La Commission européenne a proposé mercredi que lui soient confiés des pouvoirs intrusifs dans les budgets nationaux, ce qui pourrait ouvrir la voie à des émissions communes de dette pour les pays de la zone euro. Selon le dispositif, l’exécutif communautaire pourrait émettre des recommandations ou même réclamer qu’un nouveau budget soit établi, même si les parlements nationaux conserveraient le dernier mot. Ces nouvelles dispositions pourraient ouvrir la voie à la création d’euro-obligations, pour lesquelles la Commission a présenté trois options allant d’une simple coordination des émissions de dette à une mutualisation totale de celle-ci.
L’activité du secteur privé de l’ensemble de la zone euro s’est contractée en novembre pour le troisième mois d’affilée. L’indice PMI composite «flash» est ressorti à 47,2 après 46,5 en octobre. L’activité du secteur manufacturier allemand s’est contractée en novembre pour le deuxième mois d’affilée et a touché son plus bas niveau depuis juillet 2009, pâtissant d’une baisse des commandes, montrent l’enquête Markit auprès des directeurs d’achat. En France, l’activité a poursuivi sa contraction en novembre mais à un rythme moins soutenu qu’en octobre. L’indice PMI «flash» composite a progressé à 48,7 contre 45,6 en octobre.

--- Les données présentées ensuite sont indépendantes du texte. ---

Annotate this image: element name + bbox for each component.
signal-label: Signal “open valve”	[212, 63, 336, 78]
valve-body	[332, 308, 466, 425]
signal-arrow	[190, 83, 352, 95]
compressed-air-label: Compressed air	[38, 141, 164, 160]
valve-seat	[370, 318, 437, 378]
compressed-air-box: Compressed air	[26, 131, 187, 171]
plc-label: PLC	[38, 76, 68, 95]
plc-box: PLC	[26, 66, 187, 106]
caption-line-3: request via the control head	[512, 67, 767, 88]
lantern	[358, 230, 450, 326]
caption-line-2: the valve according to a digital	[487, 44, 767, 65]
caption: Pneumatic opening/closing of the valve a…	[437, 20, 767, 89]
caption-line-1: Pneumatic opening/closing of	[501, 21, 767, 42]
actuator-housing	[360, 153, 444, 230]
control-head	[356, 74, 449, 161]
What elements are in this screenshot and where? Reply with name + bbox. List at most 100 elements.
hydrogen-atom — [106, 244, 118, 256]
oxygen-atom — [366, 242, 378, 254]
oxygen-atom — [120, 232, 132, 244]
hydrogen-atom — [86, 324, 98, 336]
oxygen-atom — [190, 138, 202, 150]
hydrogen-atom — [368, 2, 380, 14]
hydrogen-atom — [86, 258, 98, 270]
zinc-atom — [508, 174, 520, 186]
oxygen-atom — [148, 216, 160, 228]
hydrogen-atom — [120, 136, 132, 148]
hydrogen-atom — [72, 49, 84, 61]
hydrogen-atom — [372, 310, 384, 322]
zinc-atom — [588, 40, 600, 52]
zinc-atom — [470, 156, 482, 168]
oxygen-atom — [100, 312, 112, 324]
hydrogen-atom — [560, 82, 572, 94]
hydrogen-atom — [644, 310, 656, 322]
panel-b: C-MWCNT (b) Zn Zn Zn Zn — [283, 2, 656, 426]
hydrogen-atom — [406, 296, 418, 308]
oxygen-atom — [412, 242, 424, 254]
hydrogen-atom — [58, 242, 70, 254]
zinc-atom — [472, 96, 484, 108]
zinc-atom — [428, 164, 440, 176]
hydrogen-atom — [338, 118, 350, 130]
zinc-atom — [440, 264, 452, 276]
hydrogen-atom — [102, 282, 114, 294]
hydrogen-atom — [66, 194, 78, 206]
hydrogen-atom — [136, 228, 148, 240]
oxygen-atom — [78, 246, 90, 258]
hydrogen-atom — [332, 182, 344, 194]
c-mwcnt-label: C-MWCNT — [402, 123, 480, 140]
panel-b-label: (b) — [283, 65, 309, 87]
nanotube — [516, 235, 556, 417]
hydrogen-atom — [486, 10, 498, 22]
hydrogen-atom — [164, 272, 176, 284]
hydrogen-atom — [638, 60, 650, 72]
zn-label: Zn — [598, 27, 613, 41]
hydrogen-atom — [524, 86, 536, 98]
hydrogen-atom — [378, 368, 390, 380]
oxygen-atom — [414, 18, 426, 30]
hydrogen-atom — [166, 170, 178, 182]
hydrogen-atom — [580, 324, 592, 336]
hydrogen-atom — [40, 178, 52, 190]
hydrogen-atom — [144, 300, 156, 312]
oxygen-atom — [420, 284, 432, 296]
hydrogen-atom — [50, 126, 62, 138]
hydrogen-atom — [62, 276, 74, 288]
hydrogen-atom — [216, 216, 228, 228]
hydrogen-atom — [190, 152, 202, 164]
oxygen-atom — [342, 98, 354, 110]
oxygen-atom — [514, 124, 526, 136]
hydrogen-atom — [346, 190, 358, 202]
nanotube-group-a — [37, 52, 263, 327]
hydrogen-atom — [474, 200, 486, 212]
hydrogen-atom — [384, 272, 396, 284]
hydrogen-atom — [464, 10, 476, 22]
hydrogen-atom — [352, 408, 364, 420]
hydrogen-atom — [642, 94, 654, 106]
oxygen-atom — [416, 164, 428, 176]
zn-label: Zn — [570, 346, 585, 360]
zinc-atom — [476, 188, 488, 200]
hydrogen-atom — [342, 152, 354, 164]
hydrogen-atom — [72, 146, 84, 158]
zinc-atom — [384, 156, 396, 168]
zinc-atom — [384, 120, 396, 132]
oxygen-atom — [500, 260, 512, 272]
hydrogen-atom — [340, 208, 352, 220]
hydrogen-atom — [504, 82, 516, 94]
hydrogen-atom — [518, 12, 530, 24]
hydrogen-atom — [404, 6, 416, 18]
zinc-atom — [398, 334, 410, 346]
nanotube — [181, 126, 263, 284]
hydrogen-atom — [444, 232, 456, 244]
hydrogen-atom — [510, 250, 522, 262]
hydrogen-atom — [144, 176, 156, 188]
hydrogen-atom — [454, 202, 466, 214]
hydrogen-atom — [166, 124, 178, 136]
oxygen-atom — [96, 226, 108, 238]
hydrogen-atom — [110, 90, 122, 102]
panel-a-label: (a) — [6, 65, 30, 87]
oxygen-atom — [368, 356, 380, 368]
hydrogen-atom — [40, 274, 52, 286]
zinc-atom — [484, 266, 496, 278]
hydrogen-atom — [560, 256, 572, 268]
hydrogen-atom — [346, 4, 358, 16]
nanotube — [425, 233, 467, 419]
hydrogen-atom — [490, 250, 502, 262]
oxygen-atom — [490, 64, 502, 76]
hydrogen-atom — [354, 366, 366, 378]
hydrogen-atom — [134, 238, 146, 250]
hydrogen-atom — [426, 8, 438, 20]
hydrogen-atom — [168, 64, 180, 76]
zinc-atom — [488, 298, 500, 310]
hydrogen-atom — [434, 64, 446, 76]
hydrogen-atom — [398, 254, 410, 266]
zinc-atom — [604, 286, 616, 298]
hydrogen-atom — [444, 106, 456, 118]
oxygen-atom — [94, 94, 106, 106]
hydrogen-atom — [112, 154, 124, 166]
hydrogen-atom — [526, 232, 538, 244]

Berlin a vendu ce matin seulement 3,644 milliards d’euros de nouvelles obligations à 10 ans alors qu’elle espérait en lever jusqu'à 6 milliards. Le taux de demande sur offre n’a atteint que 1,1 fois, mais sans l’intervention de la Bundesbank, qui a pris une partie du papier comem cela lui arrive parfois, le vrai taux de couverture n’aurait été que de 0,65 fois. La faiblesse du rendement servi, à 1,98%, explique en partie celle de la demande. Mais les professionnels des marchés y voient une conséquence claire de la crise. «Il n’y plus d’intérêt, hors zone euro, pour les emprunts d’Etat européens, se désole un spécialiste en valeur du Trésor. L’exécution de toutes ces opérations va être de plus en plus délicate si les responsables politiques ne prennent pas enfin toute la mesure du problème».
Les rendements des emprunts d’Etat belges et français ont grimpé mercredi matin à la suite d’informations de presse selon lesquelles la France et la Belgique pourraient être en train de renégocier un plan de sauvetage pour la banque Dexia. L'écart de rendement entre les emprunts d’Etat belges à 10 ans et le Bund allemand de même échéance a atteint son plus haut niveau depuis la création de la zone euro, à 330 points de base, selon les données de la plate-forme Tradeweb.
Les commandes nouvelles à l’industrie dans la zone euro ont diminué nettement plus que prévu en septembre, enregistrant leur plus forte baisse d’un mois sur l’autre depuis décembre 2008, selon les données publiées mercredi par Eurostat. Les commandes à l’industrie dans les 17 pays utilisant la monnaie unique ont diminué de 6,4% en rythme mensuel (consensus Reuters: -2,5%), après avoir augmenté de 1,4% en août. La France, l’Allemagne, l’Italie et l’Espagne enregistrent de fortes contractions des commandes industrielles.